We exchanged money, he would often pay for my tea and I would pay for his biscuits. I would save smokes for him, and he would save eggs for me, We discovered our mutual compatibility and the extent to which we found moral support in each other, There was a quiet, spontaneous quality about our friendship, which was we had an element of madness, where despite being watched, scrutinized and having guards around us 24*7, we took the risks to write to each other.
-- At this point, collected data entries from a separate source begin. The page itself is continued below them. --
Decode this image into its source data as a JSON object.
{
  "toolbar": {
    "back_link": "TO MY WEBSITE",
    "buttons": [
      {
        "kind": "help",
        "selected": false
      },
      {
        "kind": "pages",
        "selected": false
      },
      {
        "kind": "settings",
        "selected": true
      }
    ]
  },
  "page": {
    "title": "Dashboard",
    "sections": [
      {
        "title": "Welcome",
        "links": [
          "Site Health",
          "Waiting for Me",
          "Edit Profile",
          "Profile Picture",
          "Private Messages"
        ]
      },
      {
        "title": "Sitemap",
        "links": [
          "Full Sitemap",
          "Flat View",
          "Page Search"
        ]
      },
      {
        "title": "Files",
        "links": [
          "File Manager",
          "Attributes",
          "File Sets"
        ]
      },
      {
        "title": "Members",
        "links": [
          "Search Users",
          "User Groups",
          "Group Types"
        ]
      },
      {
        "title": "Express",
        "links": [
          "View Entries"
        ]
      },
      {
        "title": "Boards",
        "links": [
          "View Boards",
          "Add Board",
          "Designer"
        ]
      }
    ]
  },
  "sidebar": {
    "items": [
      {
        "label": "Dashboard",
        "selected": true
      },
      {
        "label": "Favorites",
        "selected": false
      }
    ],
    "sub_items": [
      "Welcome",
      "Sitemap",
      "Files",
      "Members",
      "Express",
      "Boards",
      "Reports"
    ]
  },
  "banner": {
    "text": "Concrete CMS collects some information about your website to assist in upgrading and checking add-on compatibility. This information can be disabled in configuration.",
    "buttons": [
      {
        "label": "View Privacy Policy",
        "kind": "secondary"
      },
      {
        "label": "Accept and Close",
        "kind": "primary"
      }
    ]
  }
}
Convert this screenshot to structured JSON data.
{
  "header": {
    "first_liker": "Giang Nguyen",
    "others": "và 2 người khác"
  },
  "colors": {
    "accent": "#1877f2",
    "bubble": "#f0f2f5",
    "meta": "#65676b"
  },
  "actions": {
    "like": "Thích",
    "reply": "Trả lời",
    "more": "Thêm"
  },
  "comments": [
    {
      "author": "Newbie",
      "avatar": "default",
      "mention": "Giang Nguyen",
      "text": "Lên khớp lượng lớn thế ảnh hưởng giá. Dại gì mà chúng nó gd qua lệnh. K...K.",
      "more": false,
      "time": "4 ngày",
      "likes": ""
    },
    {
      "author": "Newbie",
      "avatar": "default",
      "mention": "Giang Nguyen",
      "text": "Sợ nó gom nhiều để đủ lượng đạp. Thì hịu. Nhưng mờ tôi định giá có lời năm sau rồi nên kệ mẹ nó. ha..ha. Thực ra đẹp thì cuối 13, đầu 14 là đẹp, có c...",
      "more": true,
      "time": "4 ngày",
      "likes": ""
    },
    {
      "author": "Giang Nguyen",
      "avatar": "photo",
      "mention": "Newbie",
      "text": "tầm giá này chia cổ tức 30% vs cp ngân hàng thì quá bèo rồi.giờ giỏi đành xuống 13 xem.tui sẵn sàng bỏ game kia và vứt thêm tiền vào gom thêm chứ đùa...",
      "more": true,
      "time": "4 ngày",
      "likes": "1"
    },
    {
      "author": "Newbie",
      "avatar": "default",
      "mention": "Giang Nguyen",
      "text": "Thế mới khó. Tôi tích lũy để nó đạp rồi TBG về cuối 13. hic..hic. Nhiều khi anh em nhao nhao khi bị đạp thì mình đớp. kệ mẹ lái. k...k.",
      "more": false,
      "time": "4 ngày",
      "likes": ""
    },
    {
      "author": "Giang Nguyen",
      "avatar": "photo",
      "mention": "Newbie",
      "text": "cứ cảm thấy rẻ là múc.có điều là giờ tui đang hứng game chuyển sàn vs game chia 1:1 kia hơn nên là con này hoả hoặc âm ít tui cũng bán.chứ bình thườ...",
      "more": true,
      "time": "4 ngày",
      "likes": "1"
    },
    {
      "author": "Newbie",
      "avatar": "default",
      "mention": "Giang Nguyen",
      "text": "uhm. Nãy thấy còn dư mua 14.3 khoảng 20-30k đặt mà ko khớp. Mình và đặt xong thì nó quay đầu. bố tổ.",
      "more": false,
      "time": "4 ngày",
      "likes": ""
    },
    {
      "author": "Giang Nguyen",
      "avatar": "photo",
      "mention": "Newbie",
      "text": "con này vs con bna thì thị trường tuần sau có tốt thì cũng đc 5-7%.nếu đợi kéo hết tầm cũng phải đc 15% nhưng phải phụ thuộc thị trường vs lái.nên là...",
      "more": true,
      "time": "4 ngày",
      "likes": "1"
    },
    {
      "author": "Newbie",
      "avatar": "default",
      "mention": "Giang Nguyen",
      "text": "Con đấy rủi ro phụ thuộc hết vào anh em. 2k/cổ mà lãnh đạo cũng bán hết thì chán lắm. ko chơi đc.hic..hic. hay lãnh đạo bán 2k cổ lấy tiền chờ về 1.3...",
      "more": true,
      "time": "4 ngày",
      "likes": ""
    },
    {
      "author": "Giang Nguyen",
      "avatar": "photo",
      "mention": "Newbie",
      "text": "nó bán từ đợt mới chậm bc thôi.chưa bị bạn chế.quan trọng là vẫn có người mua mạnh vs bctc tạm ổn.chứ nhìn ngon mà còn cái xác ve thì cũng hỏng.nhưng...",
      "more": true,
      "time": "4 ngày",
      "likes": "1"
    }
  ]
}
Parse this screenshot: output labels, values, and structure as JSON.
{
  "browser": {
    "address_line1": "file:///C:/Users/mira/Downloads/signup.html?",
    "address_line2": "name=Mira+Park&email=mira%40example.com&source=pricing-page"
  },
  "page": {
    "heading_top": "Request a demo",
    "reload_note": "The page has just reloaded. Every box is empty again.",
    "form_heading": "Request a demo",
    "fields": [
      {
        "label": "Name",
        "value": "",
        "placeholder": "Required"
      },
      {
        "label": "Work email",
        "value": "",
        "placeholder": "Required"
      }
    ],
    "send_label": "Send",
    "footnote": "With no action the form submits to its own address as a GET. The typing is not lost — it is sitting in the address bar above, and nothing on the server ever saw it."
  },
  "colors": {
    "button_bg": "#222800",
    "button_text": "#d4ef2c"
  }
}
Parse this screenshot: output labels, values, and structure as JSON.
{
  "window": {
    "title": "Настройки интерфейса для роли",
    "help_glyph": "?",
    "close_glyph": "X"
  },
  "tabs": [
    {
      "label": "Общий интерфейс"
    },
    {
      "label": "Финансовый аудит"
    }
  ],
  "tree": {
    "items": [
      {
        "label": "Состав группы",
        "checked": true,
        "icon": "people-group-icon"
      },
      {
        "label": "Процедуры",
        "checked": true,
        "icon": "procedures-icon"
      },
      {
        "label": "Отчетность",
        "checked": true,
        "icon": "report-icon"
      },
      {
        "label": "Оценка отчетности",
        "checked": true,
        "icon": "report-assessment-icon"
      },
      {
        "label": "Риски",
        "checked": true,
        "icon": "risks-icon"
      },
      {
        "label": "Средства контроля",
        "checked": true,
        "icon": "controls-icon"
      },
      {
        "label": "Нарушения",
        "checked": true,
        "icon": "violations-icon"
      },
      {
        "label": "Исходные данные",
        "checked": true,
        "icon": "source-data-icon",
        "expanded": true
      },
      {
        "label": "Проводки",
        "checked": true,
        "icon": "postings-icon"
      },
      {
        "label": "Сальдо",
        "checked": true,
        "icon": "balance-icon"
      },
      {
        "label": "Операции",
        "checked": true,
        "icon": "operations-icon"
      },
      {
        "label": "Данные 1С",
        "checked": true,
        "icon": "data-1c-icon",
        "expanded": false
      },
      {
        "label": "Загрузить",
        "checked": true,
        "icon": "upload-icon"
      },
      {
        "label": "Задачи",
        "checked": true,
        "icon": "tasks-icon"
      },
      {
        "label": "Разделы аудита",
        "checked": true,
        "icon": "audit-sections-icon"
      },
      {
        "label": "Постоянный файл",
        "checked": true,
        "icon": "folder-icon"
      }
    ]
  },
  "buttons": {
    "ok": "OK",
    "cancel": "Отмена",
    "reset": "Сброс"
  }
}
It was Wednesday, Masroor wrote, “Brother, we will soon be all released, in not more than ten days, no matter who gets out first, I will always love you.” Then suddenly, the door of my cell opens, and an officer says, “Shibli, are you ready?” As I rose from my mattress, I kept thinking, is he really serious? I wish they would have released me in the middle of the night while everyone was asleep. There was this urge to go and see Masroor, to explain, and the will to shout, “I’m still one of you!” But that would be a lie as he was still there, inside the jail, missing his family while I will be with mine. His view of the world will be blocked by tall walls and bars.